La suite, on la devine. L’amour, mes amis, l’amour… Comment ça gnangnan ? Pas du tout car, en jouant délibérément de la parodie, Warm Bodies arrive à étonner. Le scénario est bien écrit, même s’il est sans surprise. C’est très plaisant à suivre (si on m’avait dit que j’écrirais cela à propos d’un film de zombies, un jour…) et la musique est vachement bien choisie : Guns n’Roses, Black Keys, Bon Iver.

ZOMBIE MALIN

warm bodies 3

Le jeu des acteurs y est aussi pour beaucoup. Nicholas Hoult, qui joue R., est assez bluffant. Un rôle pourtant casse-gueule puisqu’on lui demande, l’essentiel du temps, de se montrer le moins expressif possible. Il arrive pourtant à crever l’écran, et c’est assez fort. Teresa Palmer (Julie) est elle aussi excellente.

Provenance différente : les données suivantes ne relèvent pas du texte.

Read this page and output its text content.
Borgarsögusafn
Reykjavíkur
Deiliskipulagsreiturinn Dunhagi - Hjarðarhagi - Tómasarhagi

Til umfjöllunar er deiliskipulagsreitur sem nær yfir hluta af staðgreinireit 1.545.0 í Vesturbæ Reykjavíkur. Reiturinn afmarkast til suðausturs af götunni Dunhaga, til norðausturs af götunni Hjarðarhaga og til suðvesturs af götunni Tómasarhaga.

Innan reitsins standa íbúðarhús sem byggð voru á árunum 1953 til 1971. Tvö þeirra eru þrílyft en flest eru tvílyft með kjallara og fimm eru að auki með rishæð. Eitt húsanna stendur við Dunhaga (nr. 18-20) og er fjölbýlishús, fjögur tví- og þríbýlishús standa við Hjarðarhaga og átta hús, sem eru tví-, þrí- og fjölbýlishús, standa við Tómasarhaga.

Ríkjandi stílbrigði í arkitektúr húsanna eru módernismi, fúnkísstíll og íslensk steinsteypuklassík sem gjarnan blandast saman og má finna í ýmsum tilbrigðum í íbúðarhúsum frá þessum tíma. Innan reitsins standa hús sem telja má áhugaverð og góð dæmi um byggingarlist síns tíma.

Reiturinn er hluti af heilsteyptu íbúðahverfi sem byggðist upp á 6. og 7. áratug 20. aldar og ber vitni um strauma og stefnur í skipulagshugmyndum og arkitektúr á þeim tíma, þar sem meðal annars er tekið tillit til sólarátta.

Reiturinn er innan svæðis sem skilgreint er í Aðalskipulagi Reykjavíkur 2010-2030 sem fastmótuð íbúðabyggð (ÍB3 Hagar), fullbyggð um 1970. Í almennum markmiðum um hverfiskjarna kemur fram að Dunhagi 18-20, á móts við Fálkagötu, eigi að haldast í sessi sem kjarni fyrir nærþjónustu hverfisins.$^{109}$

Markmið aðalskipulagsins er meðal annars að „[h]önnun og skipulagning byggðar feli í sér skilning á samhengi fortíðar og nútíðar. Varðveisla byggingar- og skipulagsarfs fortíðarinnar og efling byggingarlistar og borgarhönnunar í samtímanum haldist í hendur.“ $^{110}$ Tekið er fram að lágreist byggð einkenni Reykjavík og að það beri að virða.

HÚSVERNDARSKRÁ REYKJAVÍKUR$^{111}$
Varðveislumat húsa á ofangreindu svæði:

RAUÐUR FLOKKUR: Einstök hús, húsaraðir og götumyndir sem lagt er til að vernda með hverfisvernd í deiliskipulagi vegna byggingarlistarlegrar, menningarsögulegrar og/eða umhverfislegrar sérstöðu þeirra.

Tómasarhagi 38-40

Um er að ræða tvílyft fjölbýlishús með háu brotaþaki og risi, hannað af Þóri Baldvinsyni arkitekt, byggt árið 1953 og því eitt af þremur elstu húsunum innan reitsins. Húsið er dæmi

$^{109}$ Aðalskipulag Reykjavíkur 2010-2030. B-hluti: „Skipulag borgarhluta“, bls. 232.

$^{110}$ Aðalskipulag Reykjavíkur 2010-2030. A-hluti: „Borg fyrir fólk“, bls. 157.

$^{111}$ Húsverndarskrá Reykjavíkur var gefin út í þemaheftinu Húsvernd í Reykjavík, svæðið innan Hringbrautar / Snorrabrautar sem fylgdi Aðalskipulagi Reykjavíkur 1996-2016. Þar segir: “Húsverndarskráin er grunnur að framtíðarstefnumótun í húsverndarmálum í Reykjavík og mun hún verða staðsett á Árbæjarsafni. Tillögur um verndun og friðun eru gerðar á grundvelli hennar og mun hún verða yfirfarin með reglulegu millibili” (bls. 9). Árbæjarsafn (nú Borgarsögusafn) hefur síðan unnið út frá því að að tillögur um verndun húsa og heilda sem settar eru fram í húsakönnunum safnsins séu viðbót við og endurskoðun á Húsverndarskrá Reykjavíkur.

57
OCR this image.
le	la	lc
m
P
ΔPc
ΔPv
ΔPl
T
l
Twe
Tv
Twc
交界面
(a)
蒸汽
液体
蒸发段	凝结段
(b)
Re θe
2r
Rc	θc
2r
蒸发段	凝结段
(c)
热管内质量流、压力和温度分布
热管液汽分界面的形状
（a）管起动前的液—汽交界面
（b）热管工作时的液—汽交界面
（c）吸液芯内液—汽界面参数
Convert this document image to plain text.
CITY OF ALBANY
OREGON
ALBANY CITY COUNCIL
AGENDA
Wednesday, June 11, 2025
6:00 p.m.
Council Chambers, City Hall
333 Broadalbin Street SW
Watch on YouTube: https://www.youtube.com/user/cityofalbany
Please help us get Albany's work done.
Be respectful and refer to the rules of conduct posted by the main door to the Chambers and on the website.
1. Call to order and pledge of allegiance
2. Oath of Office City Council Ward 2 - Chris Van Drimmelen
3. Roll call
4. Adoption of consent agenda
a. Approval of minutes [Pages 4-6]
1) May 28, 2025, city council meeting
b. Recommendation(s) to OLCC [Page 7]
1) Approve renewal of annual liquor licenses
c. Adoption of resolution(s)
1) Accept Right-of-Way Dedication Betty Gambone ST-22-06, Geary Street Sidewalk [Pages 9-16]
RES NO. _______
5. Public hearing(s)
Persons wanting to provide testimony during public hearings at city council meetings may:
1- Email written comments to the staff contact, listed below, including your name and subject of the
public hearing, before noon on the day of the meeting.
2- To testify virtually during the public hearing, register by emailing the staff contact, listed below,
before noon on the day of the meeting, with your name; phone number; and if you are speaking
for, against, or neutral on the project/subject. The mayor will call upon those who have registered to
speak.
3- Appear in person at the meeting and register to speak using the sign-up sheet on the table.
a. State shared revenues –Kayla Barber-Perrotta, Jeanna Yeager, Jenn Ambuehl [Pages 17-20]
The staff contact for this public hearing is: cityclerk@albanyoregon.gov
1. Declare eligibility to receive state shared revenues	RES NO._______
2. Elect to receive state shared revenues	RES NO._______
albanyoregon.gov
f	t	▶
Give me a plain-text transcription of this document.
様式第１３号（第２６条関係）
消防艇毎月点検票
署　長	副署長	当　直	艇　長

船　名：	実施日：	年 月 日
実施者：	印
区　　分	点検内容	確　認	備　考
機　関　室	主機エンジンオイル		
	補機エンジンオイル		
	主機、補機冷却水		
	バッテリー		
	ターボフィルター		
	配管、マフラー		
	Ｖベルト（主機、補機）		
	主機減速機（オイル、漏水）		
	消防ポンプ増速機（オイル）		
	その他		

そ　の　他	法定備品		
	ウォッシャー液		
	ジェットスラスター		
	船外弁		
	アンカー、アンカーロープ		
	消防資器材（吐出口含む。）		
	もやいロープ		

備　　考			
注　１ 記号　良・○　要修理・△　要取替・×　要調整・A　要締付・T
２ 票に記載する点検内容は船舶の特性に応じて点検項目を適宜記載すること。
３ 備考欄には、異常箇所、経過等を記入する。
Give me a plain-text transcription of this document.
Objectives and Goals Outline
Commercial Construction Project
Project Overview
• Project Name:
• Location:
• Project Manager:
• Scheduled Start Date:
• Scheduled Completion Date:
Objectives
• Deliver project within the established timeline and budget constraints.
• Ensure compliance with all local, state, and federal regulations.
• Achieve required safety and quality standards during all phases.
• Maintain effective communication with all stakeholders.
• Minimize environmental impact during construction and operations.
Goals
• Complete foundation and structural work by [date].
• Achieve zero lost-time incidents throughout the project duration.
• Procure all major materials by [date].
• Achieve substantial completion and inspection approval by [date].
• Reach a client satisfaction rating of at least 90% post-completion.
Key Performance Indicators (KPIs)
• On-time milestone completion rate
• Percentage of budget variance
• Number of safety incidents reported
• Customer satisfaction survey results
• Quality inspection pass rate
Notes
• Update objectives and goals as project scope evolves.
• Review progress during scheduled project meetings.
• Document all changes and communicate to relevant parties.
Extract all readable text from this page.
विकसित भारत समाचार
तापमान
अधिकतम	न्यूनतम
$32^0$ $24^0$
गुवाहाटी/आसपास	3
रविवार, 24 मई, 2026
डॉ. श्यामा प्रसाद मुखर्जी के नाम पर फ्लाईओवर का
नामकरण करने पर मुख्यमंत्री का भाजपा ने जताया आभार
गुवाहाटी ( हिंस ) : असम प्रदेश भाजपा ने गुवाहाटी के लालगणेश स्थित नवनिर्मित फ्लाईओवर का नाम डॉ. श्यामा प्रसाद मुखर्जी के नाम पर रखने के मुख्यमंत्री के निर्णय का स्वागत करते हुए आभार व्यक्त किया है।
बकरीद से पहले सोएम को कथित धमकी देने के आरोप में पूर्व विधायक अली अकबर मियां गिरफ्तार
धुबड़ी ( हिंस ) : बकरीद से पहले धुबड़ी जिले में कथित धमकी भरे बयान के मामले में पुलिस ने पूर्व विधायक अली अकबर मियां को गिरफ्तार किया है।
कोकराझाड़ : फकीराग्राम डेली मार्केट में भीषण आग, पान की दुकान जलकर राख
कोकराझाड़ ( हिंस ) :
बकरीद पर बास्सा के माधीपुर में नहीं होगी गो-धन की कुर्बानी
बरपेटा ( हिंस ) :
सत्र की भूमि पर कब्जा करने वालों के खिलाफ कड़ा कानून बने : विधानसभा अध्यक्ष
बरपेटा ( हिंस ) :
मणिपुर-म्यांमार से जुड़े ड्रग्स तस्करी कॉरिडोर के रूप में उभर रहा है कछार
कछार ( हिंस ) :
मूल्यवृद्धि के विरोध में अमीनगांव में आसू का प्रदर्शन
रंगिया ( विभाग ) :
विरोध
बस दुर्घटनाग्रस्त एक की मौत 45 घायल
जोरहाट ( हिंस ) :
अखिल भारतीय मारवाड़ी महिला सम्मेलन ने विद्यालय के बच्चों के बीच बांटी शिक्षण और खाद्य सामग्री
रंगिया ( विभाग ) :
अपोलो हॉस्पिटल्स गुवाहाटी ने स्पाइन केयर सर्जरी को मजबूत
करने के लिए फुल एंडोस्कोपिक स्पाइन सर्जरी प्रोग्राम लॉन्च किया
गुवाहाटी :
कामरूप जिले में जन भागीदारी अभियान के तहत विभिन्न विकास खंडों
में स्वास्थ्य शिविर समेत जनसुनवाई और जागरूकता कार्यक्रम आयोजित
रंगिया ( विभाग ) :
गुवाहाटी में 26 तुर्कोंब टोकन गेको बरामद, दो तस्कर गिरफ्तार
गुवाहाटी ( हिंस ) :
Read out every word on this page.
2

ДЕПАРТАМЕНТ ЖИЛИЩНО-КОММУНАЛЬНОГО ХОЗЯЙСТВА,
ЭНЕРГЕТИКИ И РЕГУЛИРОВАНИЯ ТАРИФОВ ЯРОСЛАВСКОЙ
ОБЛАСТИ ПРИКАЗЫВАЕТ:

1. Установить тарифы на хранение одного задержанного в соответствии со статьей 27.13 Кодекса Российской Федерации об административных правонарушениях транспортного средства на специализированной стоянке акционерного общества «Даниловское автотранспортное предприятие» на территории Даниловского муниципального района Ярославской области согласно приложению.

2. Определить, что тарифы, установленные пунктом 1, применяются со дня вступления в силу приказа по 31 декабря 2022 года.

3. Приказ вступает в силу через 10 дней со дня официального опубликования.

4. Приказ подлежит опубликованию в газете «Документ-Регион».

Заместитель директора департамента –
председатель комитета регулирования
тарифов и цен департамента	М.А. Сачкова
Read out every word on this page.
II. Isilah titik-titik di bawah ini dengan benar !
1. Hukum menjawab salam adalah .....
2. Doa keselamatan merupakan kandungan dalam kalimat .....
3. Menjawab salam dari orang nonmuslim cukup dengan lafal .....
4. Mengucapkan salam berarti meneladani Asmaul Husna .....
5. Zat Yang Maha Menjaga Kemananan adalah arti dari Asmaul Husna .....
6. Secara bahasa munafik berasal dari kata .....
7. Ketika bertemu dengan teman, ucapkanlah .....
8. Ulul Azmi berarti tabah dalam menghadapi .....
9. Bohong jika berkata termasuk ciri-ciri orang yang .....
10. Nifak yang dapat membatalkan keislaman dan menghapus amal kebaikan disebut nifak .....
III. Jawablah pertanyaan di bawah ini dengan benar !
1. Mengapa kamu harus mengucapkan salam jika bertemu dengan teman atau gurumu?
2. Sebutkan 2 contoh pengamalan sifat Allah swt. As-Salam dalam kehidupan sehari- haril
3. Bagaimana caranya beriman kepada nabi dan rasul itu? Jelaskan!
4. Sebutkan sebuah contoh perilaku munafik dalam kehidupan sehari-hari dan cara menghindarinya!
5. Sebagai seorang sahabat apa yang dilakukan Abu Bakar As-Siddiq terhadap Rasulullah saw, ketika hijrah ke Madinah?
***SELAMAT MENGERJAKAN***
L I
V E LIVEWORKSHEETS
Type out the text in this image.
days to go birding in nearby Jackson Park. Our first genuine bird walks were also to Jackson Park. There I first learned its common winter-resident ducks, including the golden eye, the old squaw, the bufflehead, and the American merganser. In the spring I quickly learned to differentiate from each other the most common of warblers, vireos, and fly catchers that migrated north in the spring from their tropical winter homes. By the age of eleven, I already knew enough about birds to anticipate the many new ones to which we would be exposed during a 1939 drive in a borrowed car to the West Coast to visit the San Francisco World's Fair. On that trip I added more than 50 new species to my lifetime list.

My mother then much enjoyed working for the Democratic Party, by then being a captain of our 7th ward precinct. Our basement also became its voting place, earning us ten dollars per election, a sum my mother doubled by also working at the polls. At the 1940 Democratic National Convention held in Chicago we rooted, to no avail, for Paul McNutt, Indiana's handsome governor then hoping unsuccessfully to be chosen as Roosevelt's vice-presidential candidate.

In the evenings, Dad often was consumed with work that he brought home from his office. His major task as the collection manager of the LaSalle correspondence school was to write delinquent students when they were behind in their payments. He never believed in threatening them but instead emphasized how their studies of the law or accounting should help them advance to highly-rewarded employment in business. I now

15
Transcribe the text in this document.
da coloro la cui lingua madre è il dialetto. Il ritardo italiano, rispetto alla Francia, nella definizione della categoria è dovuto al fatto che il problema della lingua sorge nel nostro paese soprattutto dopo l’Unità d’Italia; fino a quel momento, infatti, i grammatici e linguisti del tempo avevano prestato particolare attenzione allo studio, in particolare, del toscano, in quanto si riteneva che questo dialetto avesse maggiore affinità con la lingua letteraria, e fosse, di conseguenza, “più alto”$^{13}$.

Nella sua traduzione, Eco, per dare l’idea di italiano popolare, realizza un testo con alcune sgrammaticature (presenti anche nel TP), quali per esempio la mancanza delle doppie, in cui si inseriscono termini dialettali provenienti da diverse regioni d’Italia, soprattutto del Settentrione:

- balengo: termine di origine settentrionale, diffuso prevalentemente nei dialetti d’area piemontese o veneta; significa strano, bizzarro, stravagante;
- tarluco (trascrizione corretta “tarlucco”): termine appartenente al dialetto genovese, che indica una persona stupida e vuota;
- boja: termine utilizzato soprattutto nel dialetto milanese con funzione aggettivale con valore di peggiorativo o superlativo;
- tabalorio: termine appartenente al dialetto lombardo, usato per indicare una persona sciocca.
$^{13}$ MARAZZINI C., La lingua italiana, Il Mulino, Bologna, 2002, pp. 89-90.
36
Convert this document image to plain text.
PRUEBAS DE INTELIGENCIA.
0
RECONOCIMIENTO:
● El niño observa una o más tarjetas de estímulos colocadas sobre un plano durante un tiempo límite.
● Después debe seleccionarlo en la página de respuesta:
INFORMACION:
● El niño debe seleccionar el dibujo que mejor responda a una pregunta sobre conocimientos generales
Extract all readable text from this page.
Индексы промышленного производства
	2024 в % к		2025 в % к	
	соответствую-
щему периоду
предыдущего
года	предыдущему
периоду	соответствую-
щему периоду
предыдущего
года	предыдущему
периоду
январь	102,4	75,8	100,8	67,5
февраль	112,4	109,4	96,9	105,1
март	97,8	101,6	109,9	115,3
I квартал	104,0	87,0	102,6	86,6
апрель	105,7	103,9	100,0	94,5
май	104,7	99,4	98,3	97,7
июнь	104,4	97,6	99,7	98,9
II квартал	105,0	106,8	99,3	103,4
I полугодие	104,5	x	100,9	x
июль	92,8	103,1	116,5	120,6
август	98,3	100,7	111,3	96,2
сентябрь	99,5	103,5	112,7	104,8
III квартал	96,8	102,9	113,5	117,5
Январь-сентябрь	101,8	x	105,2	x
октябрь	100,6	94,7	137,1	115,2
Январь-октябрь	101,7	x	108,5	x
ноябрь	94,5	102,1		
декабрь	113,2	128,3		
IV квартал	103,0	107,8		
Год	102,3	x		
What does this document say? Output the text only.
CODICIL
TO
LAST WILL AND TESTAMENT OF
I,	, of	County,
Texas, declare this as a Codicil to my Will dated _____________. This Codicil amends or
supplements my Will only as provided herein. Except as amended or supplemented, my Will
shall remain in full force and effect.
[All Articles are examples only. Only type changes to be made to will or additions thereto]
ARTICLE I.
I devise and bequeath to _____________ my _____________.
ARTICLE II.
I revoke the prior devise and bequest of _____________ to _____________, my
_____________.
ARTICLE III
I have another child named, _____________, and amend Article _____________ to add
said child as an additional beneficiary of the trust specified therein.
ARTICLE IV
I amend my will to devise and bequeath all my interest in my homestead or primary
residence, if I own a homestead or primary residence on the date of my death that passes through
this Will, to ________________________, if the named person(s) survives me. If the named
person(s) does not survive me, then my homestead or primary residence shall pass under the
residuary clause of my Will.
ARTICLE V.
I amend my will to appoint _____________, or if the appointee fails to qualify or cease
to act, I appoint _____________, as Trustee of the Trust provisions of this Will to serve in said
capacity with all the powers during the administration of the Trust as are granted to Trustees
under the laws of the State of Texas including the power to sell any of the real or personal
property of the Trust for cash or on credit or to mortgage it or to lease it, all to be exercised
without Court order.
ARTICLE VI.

Il faut voir ses yeux apeurés, ses traits tendus par la peur quand elle se retrouve prisonnière de l’avion désaffecté ou crèche R. Le petit rôle tenu par John Malkovich est très bien, lui aussi. Il est le père de Julie et, surtout, le chef des humains. Excité de la gâchette, mieux que n’importe quel membre de la NRA, il n’hésite jamais à tirer une balle dans la tête de zombies, quand il en croise. Et c’est bien sûr lui qui, au final, tiendra le destin de sa fille et de R. entre ses mains.
Enfin, et surtout, il faut souligner l’humour, partout présent. Julie présentant une jaquette de DVD de film de zombies gores devant le visage de R. et faisant la moue devant le peu de ressemblance… La même Julie s’échinant à maquiller R. pour le rendre plus humain avec, en fond sonore, Pretty Woman. Et la voix off de R., souvent drôle, dissertant sur ses tentatives infructueuses de séduction de Julie. Quelque chose entre lose sublime et pathétique. Un récit d’initiation franchement malin.